The switch from infertility treatment to adoption worked this way for us: we were offered the "next step" (very invasive - donor eggs or similar options) - lots of money with not very good odds. We considered the costs and the chances of success, and knew it was time for us to stop seeking pregnancy, and start building a family.

I can't say that all of the aftermath of our infertility journey has vaporized, but the grief is no longer so fresh. It is not (ever) gone, just more manageable. I have to admit that I have had some very angry feelings toward clueless folks. It still makes me crazy to see people doing dumb stuff: pregnant women smoking, parents who don't buckle their children into carseats, parents who don't put bicycle helmets on the kids or on themselves. Most times I want to shake them and shout "Don't you know what you have there? How dare you behave in such a cavalier manner when you have been granted such a priceless gift?" I also have spent my own share of time railing against God. I still haven't come to a complete resolution of my questions as to why others were receiving a miracle, but I wasn't. I guess part of the answer is that my miracle was waiting in Vietnam.

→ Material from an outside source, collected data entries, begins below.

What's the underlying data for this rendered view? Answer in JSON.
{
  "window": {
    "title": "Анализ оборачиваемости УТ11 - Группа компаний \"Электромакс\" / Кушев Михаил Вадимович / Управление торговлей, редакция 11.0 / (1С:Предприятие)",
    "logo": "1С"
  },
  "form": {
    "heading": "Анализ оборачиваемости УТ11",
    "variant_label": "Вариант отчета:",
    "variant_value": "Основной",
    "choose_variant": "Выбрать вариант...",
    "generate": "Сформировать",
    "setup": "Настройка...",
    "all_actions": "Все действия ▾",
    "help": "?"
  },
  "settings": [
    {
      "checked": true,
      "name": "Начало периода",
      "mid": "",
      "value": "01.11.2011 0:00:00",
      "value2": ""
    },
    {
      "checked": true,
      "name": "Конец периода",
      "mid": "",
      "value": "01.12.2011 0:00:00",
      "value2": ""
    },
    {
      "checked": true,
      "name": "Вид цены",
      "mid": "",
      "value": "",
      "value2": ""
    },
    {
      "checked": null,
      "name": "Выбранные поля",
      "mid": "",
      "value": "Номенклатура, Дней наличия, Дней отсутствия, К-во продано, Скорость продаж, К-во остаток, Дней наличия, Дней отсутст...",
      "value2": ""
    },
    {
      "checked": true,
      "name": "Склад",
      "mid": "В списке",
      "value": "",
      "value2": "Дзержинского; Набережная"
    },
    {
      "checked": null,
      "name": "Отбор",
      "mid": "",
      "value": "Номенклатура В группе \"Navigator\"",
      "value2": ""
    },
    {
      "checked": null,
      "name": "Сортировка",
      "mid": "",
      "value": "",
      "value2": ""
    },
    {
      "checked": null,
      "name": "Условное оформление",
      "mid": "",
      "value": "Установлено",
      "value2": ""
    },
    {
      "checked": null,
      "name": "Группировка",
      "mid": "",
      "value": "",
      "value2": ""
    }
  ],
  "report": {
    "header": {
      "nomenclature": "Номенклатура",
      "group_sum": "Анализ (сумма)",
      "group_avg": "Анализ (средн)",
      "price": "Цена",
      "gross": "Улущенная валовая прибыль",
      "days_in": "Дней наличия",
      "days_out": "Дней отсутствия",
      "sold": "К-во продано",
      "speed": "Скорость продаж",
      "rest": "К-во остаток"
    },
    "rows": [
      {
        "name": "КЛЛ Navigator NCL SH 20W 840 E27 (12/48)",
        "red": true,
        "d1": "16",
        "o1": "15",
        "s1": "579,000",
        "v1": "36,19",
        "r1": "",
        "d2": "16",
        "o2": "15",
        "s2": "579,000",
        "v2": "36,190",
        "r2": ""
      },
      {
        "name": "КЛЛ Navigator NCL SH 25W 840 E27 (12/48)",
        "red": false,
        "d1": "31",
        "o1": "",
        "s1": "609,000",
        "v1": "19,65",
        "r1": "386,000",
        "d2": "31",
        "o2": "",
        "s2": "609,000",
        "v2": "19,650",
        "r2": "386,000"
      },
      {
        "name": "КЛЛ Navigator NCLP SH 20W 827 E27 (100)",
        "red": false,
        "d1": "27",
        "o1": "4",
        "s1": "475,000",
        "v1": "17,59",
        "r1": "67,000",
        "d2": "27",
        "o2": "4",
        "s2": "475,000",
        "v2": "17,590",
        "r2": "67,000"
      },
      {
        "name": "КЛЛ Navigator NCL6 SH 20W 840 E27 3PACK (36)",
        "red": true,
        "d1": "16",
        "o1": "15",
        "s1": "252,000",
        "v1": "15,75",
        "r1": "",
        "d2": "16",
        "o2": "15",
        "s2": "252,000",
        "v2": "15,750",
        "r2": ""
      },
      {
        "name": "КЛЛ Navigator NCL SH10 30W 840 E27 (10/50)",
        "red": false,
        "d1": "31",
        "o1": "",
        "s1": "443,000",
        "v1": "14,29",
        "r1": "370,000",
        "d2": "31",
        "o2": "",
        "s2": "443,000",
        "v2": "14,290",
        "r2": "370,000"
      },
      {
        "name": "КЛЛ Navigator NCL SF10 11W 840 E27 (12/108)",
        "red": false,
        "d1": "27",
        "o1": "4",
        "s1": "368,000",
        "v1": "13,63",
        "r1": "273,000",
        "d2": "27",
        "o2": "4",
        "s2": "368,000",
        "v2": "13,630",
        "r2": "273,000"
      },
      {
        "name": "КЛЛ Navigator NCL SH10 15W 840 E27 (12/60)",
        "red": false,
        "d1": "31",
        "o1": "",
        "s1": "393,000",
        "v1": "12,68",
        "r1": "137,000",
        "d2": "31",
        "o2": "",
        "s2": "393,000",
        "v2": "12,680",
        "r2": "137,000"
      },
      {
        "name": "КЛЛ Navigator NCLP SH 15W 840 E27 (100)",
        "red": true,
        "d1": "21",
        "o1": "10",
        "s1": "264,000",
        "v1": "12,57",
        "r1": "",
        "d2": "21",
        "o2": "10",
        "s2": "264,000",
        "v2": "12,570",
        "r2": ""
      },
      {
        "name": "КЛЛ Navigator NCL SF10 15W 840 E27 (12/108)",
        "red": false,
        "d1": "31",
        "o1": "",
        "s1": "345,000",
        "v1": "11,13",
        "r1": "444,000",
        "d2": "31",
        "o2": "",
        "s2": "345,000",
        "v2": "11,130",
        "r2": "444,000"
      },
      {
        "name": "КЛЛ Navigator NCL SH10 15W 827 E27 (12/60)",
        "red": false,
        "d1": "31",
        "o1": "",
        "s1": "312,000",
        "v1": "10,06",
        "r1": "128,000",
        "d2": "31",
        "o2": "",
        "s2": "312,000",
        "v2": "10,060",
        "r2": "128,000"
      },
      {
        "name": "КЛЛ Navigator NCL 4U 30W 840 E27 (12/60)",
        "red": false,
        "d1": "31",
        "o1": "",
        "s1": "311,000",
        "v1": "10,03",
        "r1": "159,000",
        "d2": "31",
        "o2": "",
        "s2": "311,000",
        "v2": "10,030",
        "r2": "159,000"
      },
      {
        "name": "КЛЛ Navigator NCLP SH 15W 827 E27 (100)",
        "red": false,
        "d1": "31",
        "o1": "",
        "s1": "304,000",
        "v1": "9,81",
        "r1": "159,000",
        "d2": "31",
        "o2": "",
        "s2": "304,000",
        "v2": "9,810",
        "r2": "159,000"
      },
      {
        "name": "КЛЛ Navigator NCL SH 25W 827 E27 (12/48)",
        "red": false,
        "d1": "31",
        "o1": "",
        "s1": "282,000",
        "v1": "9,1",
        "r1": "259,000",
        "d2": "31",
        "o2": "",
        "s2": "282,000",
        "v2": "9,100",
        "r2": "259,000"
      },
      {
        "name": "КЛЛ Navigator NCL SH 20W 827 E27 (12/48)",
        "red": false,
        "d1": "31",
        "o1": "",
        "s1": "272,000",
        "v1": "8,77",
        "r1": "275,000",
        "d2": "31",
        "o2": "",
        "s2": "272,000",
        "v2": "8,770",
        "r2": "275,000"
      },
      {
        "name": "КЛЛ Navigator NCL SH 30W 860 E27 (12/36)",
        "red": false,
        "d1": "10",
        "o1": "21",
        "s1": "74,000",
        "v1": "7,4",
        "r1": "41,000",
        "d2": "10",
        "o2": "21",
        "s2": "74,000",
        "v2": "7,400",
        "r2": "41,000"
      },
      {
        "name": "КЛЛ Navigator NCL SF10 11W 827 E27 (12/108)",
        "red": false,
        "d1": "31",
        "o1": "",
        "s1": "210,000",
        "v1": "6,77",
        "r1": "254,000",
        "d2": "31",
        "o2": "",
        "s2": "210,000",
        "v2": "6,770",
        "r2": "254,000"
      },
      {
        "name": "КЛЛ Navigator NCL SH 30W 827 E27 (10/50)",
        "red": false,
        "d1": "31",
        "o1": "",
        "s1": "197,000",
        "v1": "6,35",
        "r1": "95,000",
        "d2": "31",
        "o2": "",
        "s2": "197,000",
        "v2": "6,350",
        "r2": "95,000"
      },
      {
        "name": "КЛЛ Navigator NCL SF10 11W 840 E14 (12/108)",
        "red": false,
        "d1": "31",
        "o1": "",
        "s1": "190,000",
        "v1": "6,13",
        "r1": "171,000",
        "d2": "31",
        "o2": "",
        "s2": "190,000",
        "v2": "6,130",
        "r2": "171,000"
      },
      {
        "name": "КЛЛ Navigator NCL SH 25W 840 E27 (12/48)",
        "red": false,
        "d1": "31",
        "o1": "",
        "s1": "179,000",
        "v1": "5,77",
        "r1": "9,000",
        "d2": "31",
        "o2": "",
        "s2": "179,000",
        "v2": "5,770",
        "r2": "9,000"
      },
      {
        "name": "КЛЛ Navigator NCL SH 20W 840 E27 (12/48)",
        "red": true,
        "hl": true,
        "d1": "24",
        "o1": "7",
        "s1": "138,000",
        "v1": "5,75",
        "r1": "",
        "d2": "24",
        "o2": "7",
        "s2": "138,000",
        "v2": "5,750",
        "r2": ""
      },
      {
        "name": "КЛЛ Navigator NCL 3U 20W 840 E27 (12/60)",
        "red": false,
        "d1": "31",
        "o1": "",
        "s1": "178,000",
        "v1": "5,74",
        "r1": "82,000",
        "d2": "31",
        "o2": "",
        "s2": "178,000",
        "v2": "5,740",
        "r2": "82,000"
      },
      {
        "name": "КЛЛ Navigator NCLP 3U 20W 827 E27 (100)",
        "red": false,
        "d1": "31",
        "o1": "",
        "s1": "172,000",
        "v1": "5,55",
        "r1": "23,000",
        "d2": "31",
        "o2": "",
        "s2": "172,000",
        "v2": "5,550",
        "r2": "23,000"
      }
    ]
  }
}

Overall the paperwork of adoption was the most difficult thing for us to deal with, and in fact, it's the thing that gives me the most pause every time we even consider whether to do it again. I think it's kind of a weeding process - "if you can't cope with this, how would you ever manage a child?" I do understand the need for the agencies and Vietnam to document that they have placed the children properly. It does kind of make you wonder if some of the folks who have biological kids would be able to get a child at all if they had to go through this process!

I found the group Resolve to be a wonderful support while I was dealing with infertility. They have information on adoption and choosing to remain childless, as well as infertility. There are also books (or book chapters) out now on adopting after infertility. They may be worth looking into during the waiting.

I have always considered it especially cruel that the miscarriage rate is higher for those with fertility problems - if we had to work so hard to conceive this child, doesn't it seem like there should be a guarantee that we can keep it? And I can certainly understand the wish to do violence when advised by fertile people to "relax". That always felt like blaming the victim to me!

I felt much better when we were talking to our social worker and he made it clear that it was his job to help families and children find one another. After that, I didn't really worry anymore about whether we would be approved. I hope you have a similar experience, and can relax into parenthood. I still feel incredibly lucky that I got my heart's desire, and it's still what I want more than anything. I was actually surprised at myself that I felt so relaxed once I was a mother; it was like all the pieces finally fit.